MSU Energy’s benchmark notes, among the junkiest of junk credits, have returned 17% this year, 20 times the average for corporate securities from developing nations. Even after the rally that began when the bonds touched 35 cents in May 2020, they still yield a whopping 14%, a standout in a world where the typical rate for sub-investment-grade debt is near 3.9%.

Of course, those sorts of potential payouts don’t come without substantial risk, and the Buenos Aires-based electricity generator has plenty of that. Not only does MSU operate in a country that creditors have called “a virtual wasteland” after a string of sovereign defaults, its only customer is a leftist government broadly considered by investors to be an unreliable partner. The threat is that at some point a cash-strapped Argentina will blow up the lucrative, dollar-linked contacts that have made MSU such a sweetheart among international bondbuyers.

But Pablo Ferrero, MSU Energy’s executive director, is adamant that the government has never given any indication the agreements—most of which run through 2027 and 2035—are under threat. With three new state-of-the-art thermal plants operating at full capacity since November and a management team focused on paying down debt, the outlook is downright rosy, he says.

“Changing the contracts would affect a lot of institutional foreign investors, which is quite complicated for a country that’s faced claims in foreign courts,” Ferrero said in an interview at the company’s gas fired General Rojo power plant 200 kilometers (125 miles) northwest of Buenos Aires. “It would be pushing a very sensitive button.”

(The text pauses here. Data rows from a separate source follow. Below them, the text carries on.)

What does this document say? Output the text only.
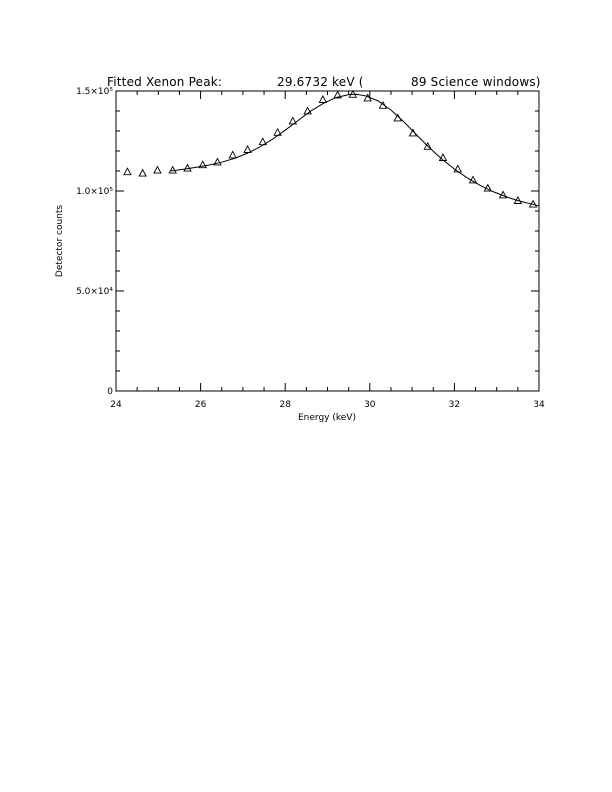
Fitted Xenon Peak:	29.6732 keV (	89 Science windows)
24	26	28	30	32	34
0
5.0×10⁴
1.0×10⁵
1.5×10⁵
Energy (keV)
Detector counts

Investors seem to think so too, and the company’s financials are improving. MSU’s earnings before some items surged 80% in the first half of the year, according to Chief Financial Officer Hernan Walker.

“We’re beginning the deleveraging cycle,” Walker said. “It’s what investors like: being able to have visibility and predictability in cash flows.”

Lucky Break
Predictability isn’t a word used often in Argentine financial circles, where investors have been burned by three sovereign debt defaults this century alone, not to mention capital controls that restrict access to dollars, inflation running at about 50% a year and a shrinking economy.

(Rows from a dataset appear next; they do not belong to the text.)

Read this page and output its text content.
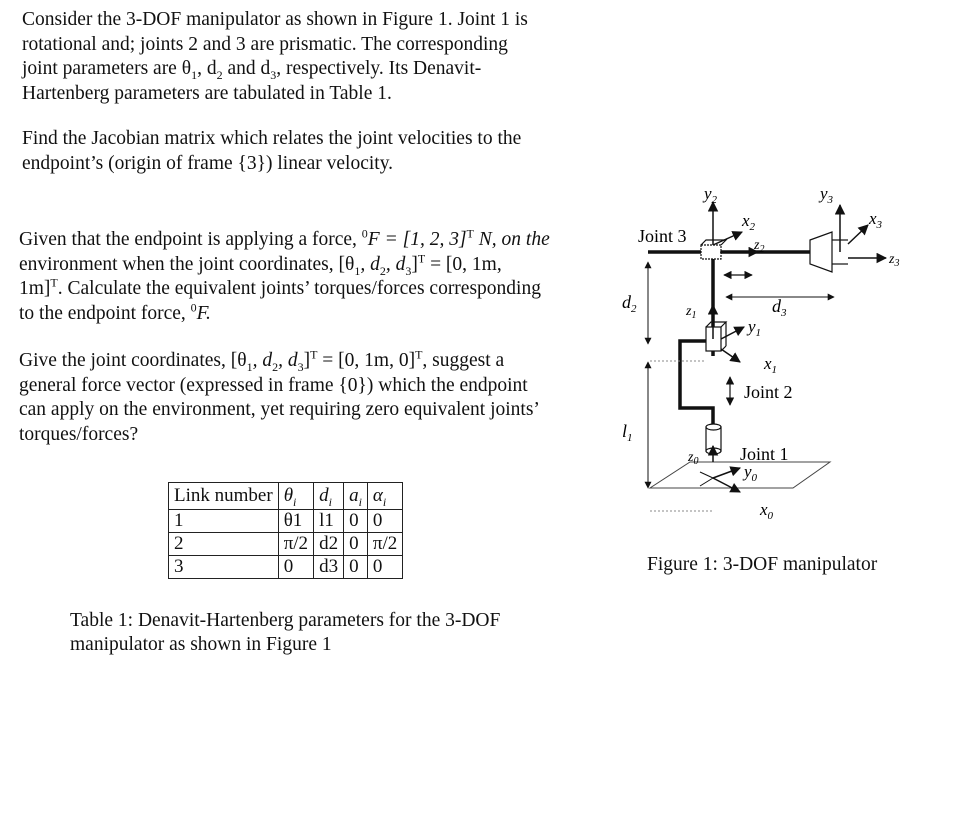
Consider the 3-DOF manipulator as shown in Figure 1. Joint 1 is
rotational and; joints 2 and 3 are prismatic. The corresponding
joint parameters are $\theta_1$, $d_2$ and $d_3$, respectively. Its Denavit-
Hartenberg parameters are tabulated in Table 1.
Find the Jacobian matrix which relates the joint velocities to the
endpoint’s (origin of frame {3}) linear velocity.
Given that the endpoint is applying a force, $^0$F = [1, 2, 3]$^T$ N, on the
environment when the joint coordinates, [$\theta_1$, $d_2$, $d_3]^T = [0$, 1m,
1m]$^T$. Calculate the equivalent joints’ torques/forces corresponding
to the endpoint force, $^0$F.
Give the joint coordinates, [$\theta_1$, $d_2$, $d_3]^T = [0$, 1m, 0]$^T$, suggest a
general force vector (expressed in frame {0}) which the endpoint
can apply on the environment, yet requiring zero equivalent joints’
torques/forces?
Link number	$\theta_i$	$d_i$	$a_i$	$\alpha_i$
1	θ1	l1	0	0
2	π/2	d2	0	π/2
3	0	d3	0	0
Table 1: Denavit-Hartenberg parameters for the 3-DOF
manipulator as shown in Figure 1
Joint 3
Joint 2
Joint 1
$y_2$
$x_2$
$z_2$
$y_3$
$x_3$
$z_3$
$d_2$	$d_3$
$z_1$
$y_1$
$x_1$
$l_1$
$z_0$
$y_0$
$x_0$
Figure 1: 3-DOF manipulator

But MSU has had an incredible run of defying the gloom. MSU Energy got its start in 2013 when the company’s namesake, Manuel Santos de Uribelarrea, expanded the family business from farming soy in Argentina’s Pampas into power generation. In 2016, it won a contract from former President Mauricio Macri’s administration to build three gas-fired plants to bolster the power grid, and then won another tender the next year to upgrade those sites.

The first contract, which accounts for about 81% of MSU’s revenue, pays the company just for keeping its plants online as a backstop for periods of high demand. The remaining revenue comes from the second contract as a variable payment adjusted for the plants’ output.

The company sold bonds to refinance its early commercial debt and fund its upgrades in January 2018, just months before Argentine corporate borrowing costs surged in the wake of growing pessimism about the economic outlook. MSU then scored a lucky break by refinancing its debt in May 2020, months before the government tightened capital controls and barred companies from accessing dollars needed to pay debt unless they had already pushed back over half their upcoming payments, which MSU had just done.